160 characters for the Pope's message

To condense the papal utterances into 160 characters of a text message is certainly no mean feat, but the priest is no newcomer to the field of mobile spiritual guidance -- and the limitations that come with it.

At the Frankfurt based company he already runs another service. The "SMS-Abendgebet" relays the "text message evening prayer" penned by a number of preachers on two of the country's major TV networks -- to the cell phones of the believers.

No profit

The service does come at a price -- around ten eurocents for the evening prayer and 0.29 for the new daily text message from the pope. But Heeg insists neither the production company nor the church is making any profit, the fees just about cover the costs of relaying the texts.

While Heeg's company is fully responsible for the evening prayer service, the higher price for the pontiff's quotes comes about because in this case broadcaster RTL covers the technical side of the service and offers it as part of their premium rate text messaging. Any surplus would therefore end up in their coffers.

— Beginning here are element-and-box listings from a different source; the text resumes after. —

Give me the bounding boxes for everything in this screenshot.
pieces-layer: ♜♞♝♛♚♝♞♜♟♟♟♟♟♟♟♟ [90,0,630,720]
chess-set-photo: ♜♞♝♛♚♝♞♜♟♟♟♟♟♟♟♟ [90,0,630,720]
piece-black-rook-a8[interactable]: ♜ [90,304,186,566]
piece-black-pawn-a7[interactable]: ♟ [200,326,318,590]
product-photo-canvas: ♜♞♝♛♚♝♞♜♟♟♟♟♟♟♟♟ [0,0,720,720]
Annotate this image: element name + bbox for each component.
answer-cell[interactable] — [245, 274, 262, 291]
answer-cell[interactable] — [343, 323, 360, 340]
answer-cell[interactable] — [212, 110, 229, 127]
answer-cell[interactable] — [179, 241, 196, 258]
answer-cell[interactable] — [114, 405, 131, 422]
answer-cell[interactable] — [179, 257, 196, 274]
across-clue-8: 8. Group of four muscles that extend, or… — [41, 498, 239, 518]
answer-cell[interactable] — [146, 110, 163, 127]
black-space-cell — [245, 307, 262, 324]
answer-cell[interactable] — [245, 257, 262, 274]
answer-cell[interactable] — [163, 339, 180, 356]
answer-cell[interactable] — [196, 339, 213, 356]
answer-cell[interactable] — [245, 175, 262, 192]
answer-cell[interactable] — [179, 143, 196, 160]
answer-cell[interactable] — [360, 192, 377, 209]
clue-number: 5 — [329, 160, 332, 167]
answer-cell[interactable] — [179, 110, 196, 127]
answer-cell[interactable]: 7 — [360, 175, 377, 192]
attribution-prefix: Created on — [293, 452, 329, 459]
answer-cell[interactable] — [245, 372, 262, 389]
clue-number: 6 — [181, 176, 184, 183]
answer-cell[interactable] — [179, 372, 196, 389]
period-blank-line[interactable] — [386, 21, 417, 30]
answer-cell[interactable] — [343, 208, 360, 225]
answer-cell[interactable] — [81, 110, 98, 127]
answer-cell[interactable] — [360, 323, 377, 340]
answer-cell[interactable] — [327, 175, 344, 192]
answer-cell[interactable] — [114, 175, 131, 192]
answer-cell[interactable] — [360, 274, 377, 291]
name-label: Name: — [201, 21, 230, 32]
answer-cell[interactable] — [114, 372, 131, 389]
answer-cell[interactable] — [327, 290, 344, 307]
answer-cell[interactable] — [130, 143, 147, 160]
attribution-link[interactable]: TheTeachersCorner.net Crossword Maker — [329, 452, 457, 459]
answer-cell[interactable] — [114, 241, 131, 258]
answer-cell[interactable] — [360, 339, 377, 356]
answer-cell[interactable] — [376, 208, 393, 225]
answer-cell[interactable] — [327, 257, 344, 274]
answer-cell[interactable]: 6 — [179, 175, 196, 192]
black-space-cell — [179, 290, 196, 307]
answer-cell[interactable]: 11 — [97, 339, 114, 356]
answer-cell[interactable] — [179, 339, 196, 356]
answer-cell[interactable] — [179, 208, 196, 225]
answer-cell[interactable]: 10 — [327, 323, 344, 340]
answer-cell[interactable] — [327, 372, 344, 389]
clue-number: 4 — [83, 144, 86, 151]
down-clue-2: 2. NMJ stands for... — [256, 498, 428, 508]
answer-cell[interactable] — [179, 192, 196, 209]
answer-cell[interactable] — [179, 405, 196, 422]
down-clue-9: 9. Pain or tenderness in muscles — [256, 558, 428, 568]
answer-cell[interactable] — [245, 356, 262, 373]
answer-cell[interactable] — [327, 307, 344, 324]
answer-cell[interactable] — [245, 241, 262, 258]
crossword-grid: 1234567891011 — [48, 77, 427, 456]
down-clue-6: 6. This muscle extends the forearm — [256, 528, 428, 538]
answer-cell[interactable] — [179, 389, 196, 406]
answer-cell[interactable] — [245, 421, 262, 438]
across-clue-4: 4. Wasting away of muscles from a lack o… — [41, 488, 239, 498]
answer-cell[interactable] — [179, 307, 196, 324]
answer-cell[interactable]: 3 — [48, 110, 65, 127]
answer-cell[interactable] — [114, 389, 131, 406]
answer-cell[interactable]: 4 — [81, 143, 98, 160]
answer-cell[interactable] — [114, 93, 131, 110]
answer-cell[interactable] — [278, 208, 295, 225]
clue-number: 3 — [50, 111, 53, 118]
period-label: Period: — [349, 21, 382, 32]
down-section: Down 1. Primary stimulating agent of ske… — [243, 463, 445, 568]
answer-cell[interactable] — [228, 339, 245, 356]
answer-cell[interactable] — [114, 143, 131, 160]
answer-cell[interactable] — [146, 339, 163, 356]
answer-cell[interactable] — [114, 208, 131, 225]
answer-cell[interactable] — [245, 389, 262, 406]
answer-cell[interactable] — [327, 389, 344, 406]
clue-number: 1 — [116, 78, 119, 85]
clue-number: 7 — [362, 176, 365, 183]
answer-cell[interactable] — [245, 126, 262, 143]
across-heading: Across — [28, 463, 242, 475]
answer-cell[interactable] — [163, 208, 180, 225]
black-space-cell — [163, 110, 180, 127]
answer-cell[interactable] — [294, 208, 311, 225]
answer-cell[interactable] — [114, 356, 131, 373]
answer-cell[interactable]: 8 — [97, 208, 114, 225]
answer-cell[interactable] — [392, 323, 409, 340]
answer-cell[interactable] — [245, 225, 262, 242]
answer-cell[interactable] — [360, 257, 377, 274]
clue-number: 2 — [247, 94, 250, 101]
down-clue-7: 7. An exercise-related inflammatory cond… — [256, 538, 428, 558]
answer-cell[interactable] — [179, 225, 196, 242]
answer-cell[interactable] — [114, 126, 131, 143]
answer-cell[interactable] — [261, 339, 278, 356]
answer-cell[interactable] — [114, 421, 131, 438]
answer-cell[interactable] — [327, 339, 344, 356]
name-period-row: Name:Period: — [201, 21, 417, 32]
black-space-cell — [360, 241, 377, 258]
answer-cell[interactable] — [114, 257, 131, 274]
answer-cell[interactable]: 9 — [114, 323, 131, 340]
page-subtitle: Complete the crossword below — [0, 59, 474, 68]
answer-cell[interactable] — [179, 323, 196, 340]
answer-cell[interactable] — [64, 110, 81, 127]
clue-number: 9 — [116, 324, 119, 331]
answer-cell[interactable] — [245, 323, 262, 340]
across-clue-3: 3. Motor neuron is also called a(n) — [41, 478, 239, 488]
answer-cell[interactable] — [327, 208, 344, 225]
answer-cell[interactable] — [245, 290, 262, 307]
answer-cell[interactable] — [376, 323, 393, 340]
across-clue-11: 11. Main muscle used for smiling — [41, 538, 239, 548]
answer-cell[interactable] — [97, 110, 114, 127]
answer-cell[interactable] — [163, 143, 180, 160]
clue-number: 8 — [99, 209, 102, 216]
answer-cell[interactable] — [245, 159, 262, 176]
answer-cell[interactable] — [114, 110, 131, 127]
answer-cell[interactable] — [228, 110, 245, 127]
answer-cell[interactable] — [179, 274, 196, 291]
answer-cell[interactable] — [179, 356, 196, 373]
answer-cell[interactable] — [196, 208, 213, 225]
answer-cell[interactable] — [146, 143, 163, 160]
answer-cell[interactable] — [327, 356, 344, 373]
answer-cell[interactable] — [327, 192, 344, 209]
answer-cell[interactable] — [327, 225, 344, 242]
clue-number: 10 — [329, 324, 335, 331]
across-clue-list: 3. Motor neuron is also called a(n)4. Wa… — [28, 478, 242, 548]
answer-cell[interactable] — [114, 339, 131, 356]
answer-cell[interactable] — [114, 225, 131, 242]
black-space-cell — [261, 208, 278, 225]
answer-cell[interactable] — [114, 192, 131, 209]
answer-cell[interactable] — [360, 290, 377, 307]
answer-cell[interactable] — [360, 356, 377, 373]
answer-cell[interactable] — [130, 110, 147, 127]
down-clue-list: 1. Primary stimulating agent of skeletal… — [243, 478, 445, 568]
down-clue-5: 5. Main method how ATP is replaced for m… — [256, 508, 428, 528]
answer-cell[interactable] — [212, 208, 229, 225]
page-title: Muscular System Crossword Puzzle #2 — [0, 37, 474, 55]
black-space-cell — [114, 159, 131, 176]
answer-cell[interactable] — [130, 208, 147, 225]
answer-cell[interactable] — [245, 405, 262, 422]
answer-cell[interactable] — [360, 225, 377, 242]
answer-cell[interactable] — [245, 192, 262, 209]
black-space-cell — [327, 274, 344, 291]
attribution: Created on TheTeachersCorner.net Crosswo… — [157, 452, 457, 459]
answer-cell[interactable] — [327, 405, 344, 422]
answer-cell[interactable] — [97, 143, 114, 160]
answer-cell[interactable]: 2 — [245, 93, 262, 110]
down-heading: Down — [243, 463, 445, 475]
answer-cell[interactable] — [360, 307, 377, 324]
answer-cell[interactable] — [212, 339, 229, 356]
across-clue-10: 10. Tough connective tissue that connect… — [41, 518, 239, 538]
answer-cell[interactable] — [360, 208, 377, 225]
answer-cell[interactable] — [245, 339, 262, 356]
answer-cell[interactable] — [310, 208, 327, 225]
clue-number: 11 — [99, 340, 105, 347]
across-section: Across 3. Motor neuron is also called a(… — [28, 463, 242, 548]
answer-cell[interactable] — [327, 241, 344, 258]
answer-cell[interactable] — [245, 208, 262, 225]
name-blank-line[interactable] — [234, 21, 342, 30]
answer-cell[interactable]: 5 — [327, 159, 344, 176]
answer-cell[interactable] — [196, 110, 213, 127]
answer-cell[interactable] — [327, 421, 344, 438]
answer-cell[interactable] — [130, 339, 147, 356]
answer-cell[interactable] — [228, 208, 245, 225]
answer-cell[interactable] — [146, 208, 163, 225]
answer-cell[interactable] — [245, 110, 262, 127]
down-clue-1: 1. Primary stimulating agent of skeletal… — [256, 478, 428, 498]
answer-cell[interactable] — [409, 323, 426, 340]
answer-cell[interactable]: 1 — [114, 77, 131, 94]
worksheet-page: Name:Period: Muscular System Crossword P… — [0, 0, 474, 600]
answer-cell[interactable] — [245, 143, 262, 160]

New service no "mass product"

Starting a week prior to WYD Germans were able to register for the mobile messages from the pope. "This is the first time we offer a service of this kind together with the Catholic Church,"said Simone Danner of broadcaster RTL, who declined to comment on the number of subscriptions received for the week-long event.

Although text messages can be sent out to up to 1,000 people at the same time, she admits the service is "not a mass product" as it is aimed at "a specific group of people" and not likely to be as popular as their weather and news mobile services.